Com efeito, seja qual for a intenção, a consequência objetiva do voto
seria condenar ao massacre os que tiveram a coragem de lutar pela
liberdade, gerando admiração no Brasil e no mundo.
Seria, se Brasília não soubesse que a resolução dispunha dos votos
para passar. O Brasil garante assim o melhor de dois mundos: não se
compromete, pois outros se incumbirão do trabalho necessário e
sofrerão o desgaste.
Por que se abster? Segundo a representante do Brasil, porque não
cremos que a interdição de voos seja a medida mais indicada para
resolver a questão.
Qual seria então essa medida? Os apelos, as exortações, o bloqueio dos
bens, o embargo de armas, a abertura de processos no Tribunal
Internacional por crimes contra a humanidade?
Mas tudo isso se tentou na resolução anterior, aprovada com o voto do
Brasil, só despertando no ditador Gaddafi desprezo e pouco caso.
Desta vez, em contraste, bastou aprovar a resolução para o governo
líbio anunciar o cessar fogo, sinal de como estavam errados os
diplomatas brasileiros. Por que então a abstenção? A medida é legal,
prevista na Carta da ONU. Tinha sido pedida pela Liga Árabe, órgão
regional competente. Não foi precipitada, uma vez que se tinham
esgotado antes todas as sanções menos graves, conforme exige a Carta.
Medidas de proteção a civis que possam implicar uso de força só devem
ser contempladas em último caso, mas essa é exatamente a situação na
Líbia. É difícil imaginar exemplo mais extremo do que país onde o
governo bombardeia seu próprio povo e ameaça desencadear repressão sem
piedade!
Na coluna de 6 de março, lembrei que do parágrafo 139 da declaração
das Nações Unidas de 2005, assinada pelo presidente Lula, consta o
compromisso de proteger as populações contra o genocídio, os crimes de
guerra contra a humanidade e operações de limpeza étnica por meio de
"ação coletiva decisiva e em tempo, caso os meios pacíficos se provem
inadequados e as autoridades nacionais falhem em proporcionar a
proteção".
Lembrei que não seria fácil cumprir tal dever com o voto da China, que
não se dissociou do massacre de Tiananmen e da Rússia, que mantém a
repressão no Cáucaso. Não imaginei que esses países de rabo preso,
mais a Índia, com seus constantes problemas na Caxemira, fossem
receber a cúmplice adesão do Brasil.
Ao contrário dos três BRICs, nosso país não é potência nuclear nem
militar, dispondo apenas da força da persuasão e do exemplo.

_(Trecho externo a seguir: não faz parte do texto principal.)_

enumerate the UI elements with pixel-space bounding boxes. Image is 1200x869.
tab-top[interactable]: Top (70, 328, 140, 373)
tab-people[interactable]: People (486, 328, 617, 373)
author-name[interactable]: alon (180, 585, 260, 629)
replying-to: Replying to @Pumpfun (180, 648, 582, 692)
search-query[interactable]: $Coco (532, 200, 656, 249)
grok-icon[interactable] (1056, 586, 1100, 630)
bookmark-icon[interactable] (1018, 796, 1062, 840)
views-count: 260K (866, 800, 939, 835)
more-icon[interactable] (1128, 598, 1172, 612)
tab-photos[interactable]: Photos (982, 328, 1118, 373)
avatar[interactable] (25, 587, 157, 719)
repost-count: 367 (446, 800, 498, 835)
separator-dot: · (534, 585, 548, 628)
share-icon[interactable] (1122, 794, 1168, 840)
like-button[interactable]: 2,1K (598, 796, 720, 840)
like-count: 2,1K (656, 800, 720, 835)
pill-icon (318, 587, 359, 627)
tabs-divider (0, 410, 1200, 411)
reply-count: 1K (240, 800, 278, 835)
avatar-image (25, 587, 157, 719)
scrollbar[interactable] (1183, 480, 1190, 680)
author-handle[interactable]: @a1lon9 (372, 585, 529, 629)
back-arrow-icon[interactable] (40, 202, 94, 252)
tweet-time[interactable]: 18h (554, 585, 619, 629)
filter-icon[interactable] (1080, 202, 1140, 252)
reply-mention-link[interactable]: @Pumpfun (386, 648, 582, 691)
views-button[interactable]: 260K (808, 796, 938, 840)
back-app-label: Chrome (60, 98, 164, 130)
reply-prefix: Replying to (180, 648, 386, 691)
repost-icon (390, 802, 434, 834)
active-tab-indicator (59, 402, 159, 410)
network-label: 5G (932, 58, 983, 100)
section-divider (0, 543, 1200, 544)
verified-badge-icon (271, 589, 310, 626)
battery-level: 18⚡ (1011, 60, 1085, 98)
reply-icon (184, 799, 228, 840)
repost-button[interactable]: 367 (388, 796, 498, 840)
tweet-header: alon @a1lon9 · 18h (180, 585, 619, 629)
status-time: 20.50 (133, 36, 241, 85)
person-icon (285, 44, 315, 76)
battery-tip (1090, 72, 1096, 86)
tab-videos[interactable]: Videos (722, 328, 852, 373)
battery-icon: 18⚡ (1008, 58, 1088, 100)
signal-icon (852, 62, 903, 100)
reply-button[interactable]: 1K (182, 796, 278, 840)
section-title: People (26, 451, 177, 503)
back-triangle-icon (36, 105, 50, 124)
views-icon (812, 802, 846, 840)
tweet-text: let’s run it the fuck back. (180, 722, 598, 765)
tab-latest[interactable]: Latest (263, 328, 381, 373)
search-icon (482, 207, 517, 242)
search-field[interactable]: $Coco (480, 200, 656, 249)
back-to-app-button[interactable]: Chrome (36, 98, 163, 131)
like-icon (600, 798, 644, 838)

Por tal motivo, a diplomacia brasileira só terá credibilidade se
mostrar fidelidade a princípios e valores, aos direitos humanos e à
proteção de quem luta pela democracia, condenando, sem seletividade
nem hipocrisia, as violações onde quer que ocorram, na Líbia, no
Iêmen, em Bahrein.
As primeiras declarações da presidente Dilma fizeram nascer a
expectativa de que Brasília se afastaria do oportunismo calculista do
governo passado. É uma pena que, no primeiro teste difícil, a
diplomacia comece a desapontar nossa esperança.